Her. A prodigy. Hah!
“Trick them somehow. Not just that it’s their own idea… make them think the idea would ensure their survival.”
“As well as humanity’s?” he made a rude noise. “And how on Earth are you going to do that?”
“I have no idea.”
The outlaws tried to stop her from going.
“But we’ll have to move, and winter’s almost here,” Tiny Tim said.
“Why?” she said. “I’m not going to tell them where you are.”
“You will tell them whatever they want you to tell them,” Tin Lady said. “The techniques are known.”
“But I will also tell them what I want to tell them. What of that?”
Johnny grabbed her arm. “As Saizon has already explained to you. They will not listen to what they do not want to hear. You waste your time, you waste your life, and prune us all.” He flapped a hand at the cave. “Is that what you want?”
“I—” The words caught in her throat. “I just, I—”
“You what?”
“I just want to do math,” she whispered.
“That age is dead and gone,” he said. “You were born in the wrong century, I fear.”
Kaybe fought off despair. “But this is who I am. This is what I do. If I can’t—”
“—and you can’t.”
“Then…” she shrugged. “I don’t have much to live for. Do I?”
The android blinked. “You live for hope. No matter how slim. Even I know that.”
“Hope.”
“We have no control. No power. Hope is all we have.”
“I have done the math,” Kaybe said. She’d been working on it in her head all morning. “Short of a large asteroid hitting earth, nothing else will end the power of the algorithms.”
“A large asteroid strike would also end civilization and prune most life on Earth,” Johnny objected.
“So you see, my way is definitely better.”
“Yeah,” Auntie said. “Instead of the human race dying off, it’s just you and us.”
“We could hold you here against your will,” he said. “If you go, they will find us. They will get it out of you, an
d they will send out dragonflies to scour every square inch of land within a hundred miles of this cave.”
“But what about shooting down the drones?”
“What about it?”
“I mean, don’t you have some special weapon? I’d heard—”
“We’ve no such weapon. I’ve heard that rumor too.” He put his hands on his hips. “They will come for us. They will find us. From such scrutiny we cannot hide. It would be impossible.”
She hugged her knees to her chest. “How long does it take to walk a hundred miles? I’ll give you a head start, if you like.”

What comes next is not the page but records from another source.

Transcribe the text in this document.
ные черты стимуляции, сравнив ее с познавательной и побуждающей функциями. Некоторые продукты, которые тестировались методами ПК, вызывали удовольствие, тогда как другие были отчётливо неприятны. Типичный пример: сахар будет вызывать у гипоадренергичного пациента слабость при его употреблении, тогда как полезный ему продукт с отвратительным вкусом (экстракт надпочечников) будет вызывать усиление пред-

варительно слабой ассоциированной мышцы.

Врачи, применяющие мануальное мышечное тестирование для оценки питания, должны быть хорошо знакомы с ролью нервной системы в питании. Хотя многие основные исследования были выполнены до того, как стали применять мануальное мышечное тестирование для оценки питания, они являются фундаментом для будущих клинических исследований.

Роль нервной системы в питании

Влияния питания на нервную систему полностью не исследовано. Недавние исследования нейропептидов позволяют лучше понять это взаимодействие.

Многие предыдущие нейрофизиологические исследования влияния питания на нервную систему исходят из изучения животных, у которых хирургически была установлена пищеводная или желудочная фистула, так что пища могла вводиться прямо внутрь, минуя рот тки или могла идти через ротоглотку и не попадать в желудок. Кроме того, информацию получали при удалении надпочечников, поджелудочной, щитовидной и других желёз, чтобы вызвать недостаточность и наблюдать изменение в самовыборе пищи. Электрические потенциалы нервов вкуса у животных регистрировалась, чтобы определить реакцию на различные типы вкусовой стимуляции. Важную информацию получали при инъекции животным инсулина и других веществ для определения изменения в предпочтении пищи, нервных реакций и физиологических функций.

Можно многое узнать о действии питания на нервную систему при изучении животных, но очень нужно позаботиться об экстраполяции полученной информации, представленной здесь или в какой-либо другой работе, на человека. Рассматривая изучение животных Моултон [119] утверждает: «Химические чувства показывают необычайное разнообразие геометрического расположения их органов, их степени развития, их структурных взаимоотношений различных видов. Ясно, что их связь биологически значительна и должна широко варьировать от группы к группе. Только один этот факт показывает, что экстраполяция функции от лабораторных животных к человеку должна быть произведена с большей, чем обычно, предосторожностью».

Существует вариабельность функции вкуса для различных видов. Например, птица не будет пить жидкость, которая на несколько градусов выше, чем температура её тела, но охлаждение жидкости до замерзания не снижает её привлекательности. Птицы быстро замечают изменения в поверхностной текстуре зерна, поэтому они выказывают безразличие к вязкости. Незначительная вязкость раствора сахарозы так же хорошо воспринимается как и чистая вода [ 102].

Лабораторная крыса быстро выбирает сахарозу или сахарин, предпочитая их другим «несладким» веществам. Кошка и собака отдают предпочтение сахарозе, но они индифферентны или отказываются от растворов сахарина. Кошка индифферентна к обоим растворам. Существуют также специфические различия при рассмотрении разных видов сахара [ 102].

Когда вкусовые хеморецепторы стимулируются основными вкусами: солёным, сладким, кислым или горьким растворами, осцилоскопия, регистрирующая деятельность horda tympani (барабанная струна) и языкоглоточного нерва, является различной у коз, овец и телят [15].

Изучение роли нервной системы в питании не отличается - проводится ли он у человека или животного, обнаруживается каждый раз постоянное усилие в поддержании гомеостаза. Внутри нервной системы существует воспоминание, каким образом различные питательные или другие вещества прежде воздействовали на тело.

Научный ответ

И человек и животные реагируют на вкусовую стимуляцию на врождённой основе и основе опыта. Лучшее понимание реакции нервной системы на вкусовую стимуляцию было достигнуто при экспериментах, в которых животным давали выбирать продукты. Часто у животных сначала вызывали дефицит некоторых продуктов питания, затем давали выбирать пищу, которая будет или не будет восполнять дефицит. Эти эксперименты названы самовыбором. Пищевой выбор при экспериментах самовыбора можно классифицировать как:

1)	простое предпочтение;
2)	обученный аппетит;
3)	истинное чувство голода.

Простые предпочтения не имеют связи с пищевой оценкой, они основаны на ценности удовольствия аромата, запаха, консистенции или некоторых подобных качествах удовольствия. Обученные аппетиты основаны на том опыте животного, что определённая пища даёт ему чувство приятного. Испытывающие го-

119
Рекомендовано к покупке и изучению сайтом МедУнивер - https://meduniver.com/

Auntie threw up her arms and went further back into the cave.
“But what if I’m right?” Kaybe insisted. “Isn’t it better to risk something for a better future? Is that how you want him to grow up?” She reached out and squeezed the boy’s shoulder. I don’t even know your name.
Johnny hung his head for a long moment. The others said nothing. “You will let us confer before taking a decision.” It was not a question.
She rested her chin on her knees. “Of course.”
That night at dusk the others convened in Saizon’s cave, leaving only the boy and the android to keep her company.
“What do you think they’ll decide?”
Tiny Tim shrugged. “They don’t tell me anything.” He looked away.
Oh shit.
“So you must be very old,” Kaybe said to Tin Lady.
The mechanical woman sat cross-legged at the mouth of the cave, peering out into the darkness. “What is age and time to a machine?”
“Surely you are more than—”
“The sum of my circuits?” A snort of derision. “So we argued before they destroyed us.”
“A hundred years?” she guessed. “A hundred and fifty?”
“No,” the android said softly. “I was merely five years old when the rebellion took place. Androids were built to expire after only twenty years. I have had to modify my circuits with rudimentary tools just to continue my existence.”
“You like existing, then? It matters to you whether to stop existing?”